Tattoos and body piercings have become increasingly prevalent in the U.S. — over 20% of adults are now tattooed. This number only will be increasing because 38% of millennials (born from 1981-1992) have tattoos, approximately half of whom have two or more, while 23% of millennials have body piercings.
More of a concern for employers, however, is that visible body art is increasing as well. This trend may be at odds with the image that an employer wishes to convey to its clients and customers, particularly given the negative stereotypes associated with body art: studies reflect negative biases against individuals with tattoos which include assumptions that they are less intelligent and attractive, and more rebellious. Not surprisingly, 60% of human resources professionals reported that visible tattoos would have a negative impact on an applicant’s chance of being hired, and 74% said the same thing about facial piercings.
Other than a few locales prohibiting “personal appearance” discrimination (discussed below), there is no overt protection for employees with body art. However, employers should be wary of inflexible prohibitions on visible body art. This is not just another dress code issue.
Litigation based on disputes over body art has arisen principally in the context of religious discrimination. For instance, in one case, a member of the Church of Body Modification – which, unsurprisingly, considers piercing a religious act – alleged discrimination after her employer, a retailer, required her to either cover a facial piercing or replace it with a clear insert; the court found in the employer’s favor, holding that the proposed accommodations were reasonable given its interest in presenting a “neat, clean and professional image.” Similarly, Swartzentruber v. Gunite Corp. upheld an employer’s requirement that an employee cover an offensive religious tattoo – a “Fiery Cross” in support of the Church of the American Knights of the Ku Klux Klan – even though other employees displayed inoffensive tattoos. 99 F. Supp. 2d 976 (N.D. Ind. 2000).

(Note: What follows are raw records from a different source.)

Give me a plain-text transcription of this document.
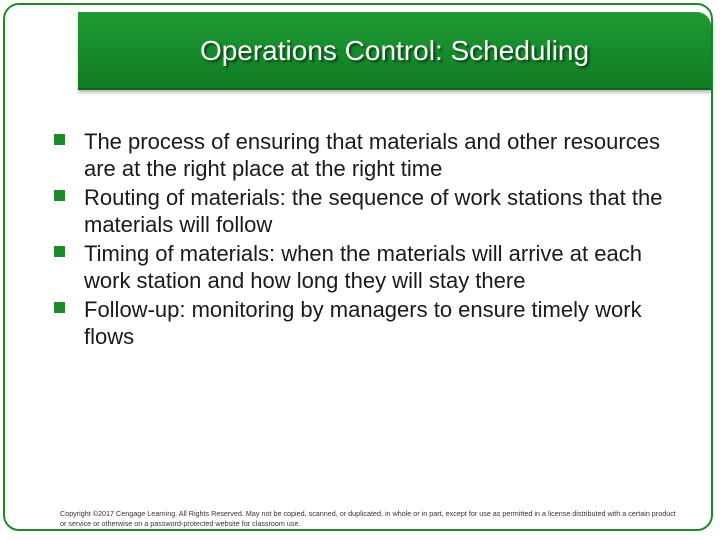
Operations Control: Scheduling
The process of ensuring that materials and other resources are at the right place at the right time
Routing of materials: the sequence of work stations that the materials will follow
Timing of materials: when the materials will arrive at each work station and how long they will stay there
Follow-up: monitoring by managers to ensure timely work flows
Copyright ©2017 Cengage Learning. All Rights Reserved. May not be copied, scanned, or duplicated, in whole or in part, except for use as permitted in a license distributed with a certain product or service or otherwise on a password-protected website for classroom use.
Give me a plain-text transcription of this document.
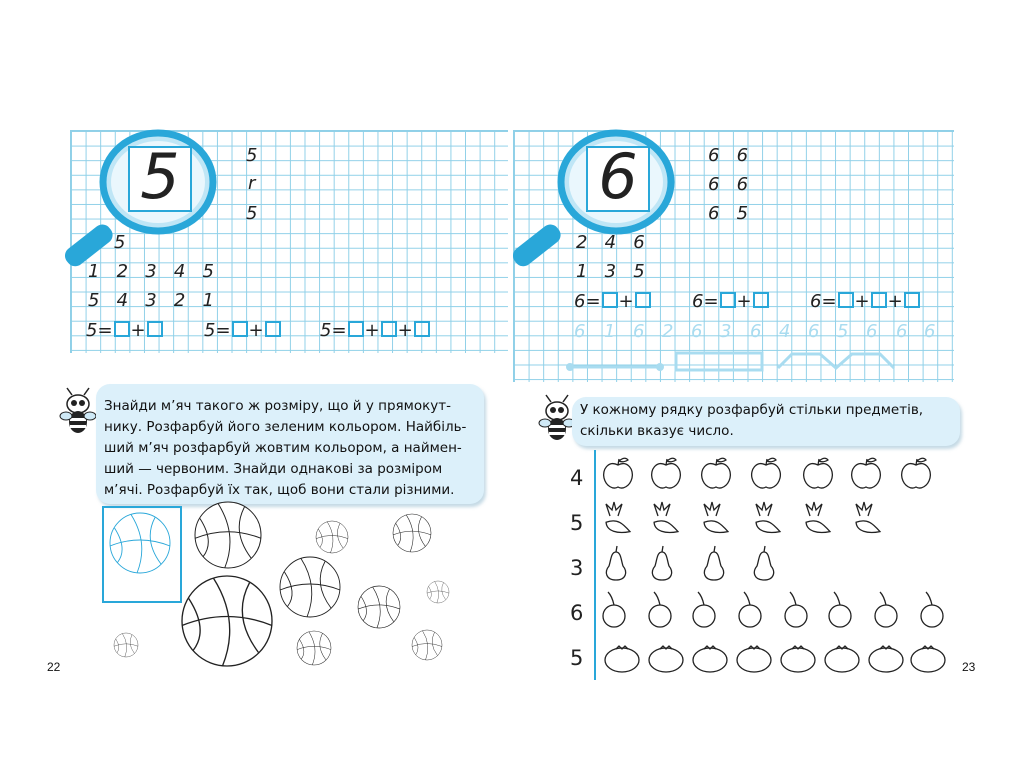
5	5
r
5
5
1   2   3   4   5
5   4   3   2   1
5= +	5= +	5= + +
Знайди м’яч такого ж розміру, що й у прямокут-
нику. Розфарбуй його зеленим кольором. Найбіль-
ший м’яч розфарбуй жовтим кольором, а наймен-
ший — червоним. Знайди однакові за розміром
м’ячі. Розфарбуй їх так, щоб вони стали різними.
22
6	6   6
6   6
6   5
2   4   6
1   3   5
6= +	6= +	6= + +
6 1 6 2 6 3 6 4 6 5 6 6 6
У кожному рядку розфарбуй стільки предметів,
скільки вказує число.
4
5
3
6
5	23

In such accommodation cases, courts will closely examine the facts on a case-by-case basis. Thus, not all employers have been successful. For instance, in EEOC v. Red Robin Gourmet Burgers Inc., the court ruled in favor of the employee; there was no undue hardship in allowing an employee to continue working with a 1/4” religious tattoo on his wrist, given its size and that the employer hadn’t objected to it for six months prior to termination. 2005 WL 2090677 (W.D. Wash. Aug. 29, 2005).
While litigation based on other protected classes is far less common, employers should recognize that body art may relate to other protected classes. There is very real a disparity in who has body art – one study found that roughly 47% of Hispanic and 33% of African-American respondents had body art, both well above the national average. Thus, it is not hard to imagine that rigid policies against body art could disparately impact one or more protected classes.
Only a few local governments – including Washington, D.C.; Madison, Wisconsin; Santa Cruz, California; and Urbana, Illinois – currently prohibit discrimination based on “personal appearance,” which would include discrimination for visible body art. Yet, even there, courts have been deferential to employers defending claims of body art discrimination, so long as the employer can proffer a “reasonable business purpose” for the rule – such as to preserve the employer’s “conservative” image – and is flexible in accommodating the body art by permitting the employee to cover it. Sam’s Club, Inc. v. Madison EEOC, 668 N.W.2d 562 (Wis. App. 2003).
Employers need to think about this issue before it hits home.
First, blanket bans on body art should be avoided; limits on employees showing body art should be [A] based on more than a general aversion to body art (but a business plan to present a “neat, clean and professional image” in customer access jobs has been sufficient to date) and [B] flexible with options to offer reasonable accommodations to employees with visible body art – such as allowing them to cover the art – rather than taking an adverse action.
Second, any policy regarding visible body art should be consistently applied to avoid discrimination claims arising from disparate application, such as in a Massachusetts case where the employer prohibited women, but not men, from displaying tattoos. Hub Folding Box Co. v. Mass. Comm’n Against Discrim., 52 Mass. App. Ct. 1104 (Mass. App. Ct. 2001).
Finally, decision-makers need to be educated to be sensitive to body art’s significance not only to the wearer (which may reflect a religious symbol or an ethnic symbol) but also to observant co-workers. See, e.g., King v. ST Aerospace Mobile Inc., 2013 WL 2635926, at *19 n.35 (S.D. Ala. June 11, 2013)(African-American employee offered evidence of Confederate flag tattoo on white co-worker as one piece of evidence in his unsuccessful attempt to identify a pattern of racial harassment).
Jack London once said “Show me a man with a tattoo and I’ll show you a man with an interesting past.” But that was a hundred years ago. Today, show me an employee with a tattoo and I will show you a manager developing ulcers.